Anxiety show itself many forms and can be debilitating. If you think you may suffer from anxiety, review the symptom lists below.
___ Have you experienced excessive worry on most days for at least six months?
___ Do have unfounded worry about health, work, relationships and/or finances?
___ Are you troubled by irritability, fatigue and feelings of being “keyed up” or “on edge?”
___ Do you have a problem concentrating or relaxing?

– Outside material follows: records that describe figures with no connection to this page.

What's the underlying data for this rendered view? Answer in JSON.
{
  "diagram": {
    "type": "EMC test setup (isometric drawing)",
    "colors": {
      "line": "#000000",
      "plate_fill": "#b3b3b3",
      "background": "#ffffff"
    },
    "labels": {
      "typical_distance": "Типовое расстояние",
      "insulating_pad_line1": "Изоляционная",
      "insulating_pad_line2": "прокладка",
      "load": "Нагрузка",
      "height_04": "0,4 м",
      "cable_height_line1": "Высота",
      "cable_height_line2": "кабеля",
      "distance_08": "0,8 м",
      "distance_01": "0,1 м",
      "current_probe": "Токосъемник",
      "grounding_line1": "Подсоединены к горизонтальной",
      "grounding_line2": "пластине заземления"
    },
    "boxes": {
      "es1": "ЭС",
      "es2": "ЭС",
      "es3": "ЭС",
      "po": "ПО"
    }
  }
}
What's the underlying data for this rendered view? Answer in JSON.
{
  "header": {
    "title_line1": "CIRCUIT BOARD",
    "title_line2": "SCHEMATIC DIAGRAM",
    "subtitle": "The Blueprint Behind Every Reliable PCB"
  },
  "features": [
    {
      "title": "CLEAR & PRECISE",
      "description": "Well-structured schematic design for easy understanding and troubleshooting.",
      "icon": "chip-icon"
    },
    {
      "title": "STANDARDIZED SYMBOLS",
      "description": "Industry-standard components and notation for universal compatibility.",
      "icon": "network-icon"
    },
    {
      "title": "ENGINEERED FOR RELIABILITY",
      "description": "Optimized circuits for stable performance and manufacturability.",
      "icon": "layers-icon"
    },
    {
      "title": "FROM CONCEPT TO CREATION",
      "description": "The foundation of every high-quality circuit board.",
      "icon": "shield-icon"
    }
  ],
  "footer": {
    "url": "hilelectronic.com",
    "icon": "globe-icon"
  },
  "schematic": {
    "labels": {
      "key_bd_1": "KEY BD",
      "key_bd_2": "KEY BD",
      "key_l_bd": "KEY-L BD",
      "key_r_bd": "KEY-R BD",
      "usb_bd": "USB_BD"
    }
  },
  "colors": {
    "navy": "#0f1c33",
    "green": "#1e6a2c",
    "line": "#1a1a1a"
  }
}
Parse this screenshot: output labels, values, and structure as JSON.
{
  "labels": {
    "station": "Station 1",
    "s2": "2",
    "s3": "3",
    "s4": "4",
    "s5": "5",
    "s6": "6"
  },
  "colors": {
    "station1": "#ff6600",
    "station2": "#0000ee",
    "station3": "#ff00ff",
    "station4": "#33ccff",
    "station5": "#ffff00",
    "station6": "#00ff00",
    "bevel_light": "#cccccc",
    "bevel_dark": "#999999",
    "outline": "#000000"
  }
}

___ Do you have trouble going to sleep and staying asleep?
___ Does your anxiety interfere with your life?
Obsessive -Compulsive Disorder
___ During the past month, did you have persistent irrational thoughts regarding death, illness, aggression or contamination?
___ Do you spend excessive time each day washing, checking or counting?
___ Do you experience unwanted ideas about dirt, germs or chemicals?
___ Do you ever get the feeling that you must do certain things excessively, or think certain thoughts repeatedly, in order to feel comfortable?
___ During the past month, have you experienced a sudden, unexplained attack of intense fear, anxiety or panic? If yes:
___ Were you worried that these attacks meant you were losing control, having a heart attack, or going crazy?
___ Did these attacks cause changes or avoidance patterns in your behavior?
___ Did the sensations of anxiety or panic lead to fear of situations or places where help or escape may be difficult?
___ Are you unable to be alone or travel without a companion?
___ Do you experience an intense and persistent fear of social situations where others may judge you in a negative way?
___ Are you afraid of being embarrassed or humiliated by your actions?
___ Do you fear people will notice you are blushing, sweating, trembling or showing other symptoms of anxiety?
___ Are you afraid to do things in front of people, such as public speaking, eating, performing or teaching?
___ During the past month, did you either avoid—or feel very uncomfortable in—situations involving people, such as parties, weddings, dates and other social events?
___ Do you have unreasonable and persistent fear of an object or situation such as flying, heights, animals or medical procedures?
___ Do you experience fear of places or situations where escaping or getting help may be difficult?
___ Do you anticipate the feared situation and go to great lengths to avoid participating?
___ Have you experienced shortness of breath, a pounding heart, sweating, trembling or fear of losing control?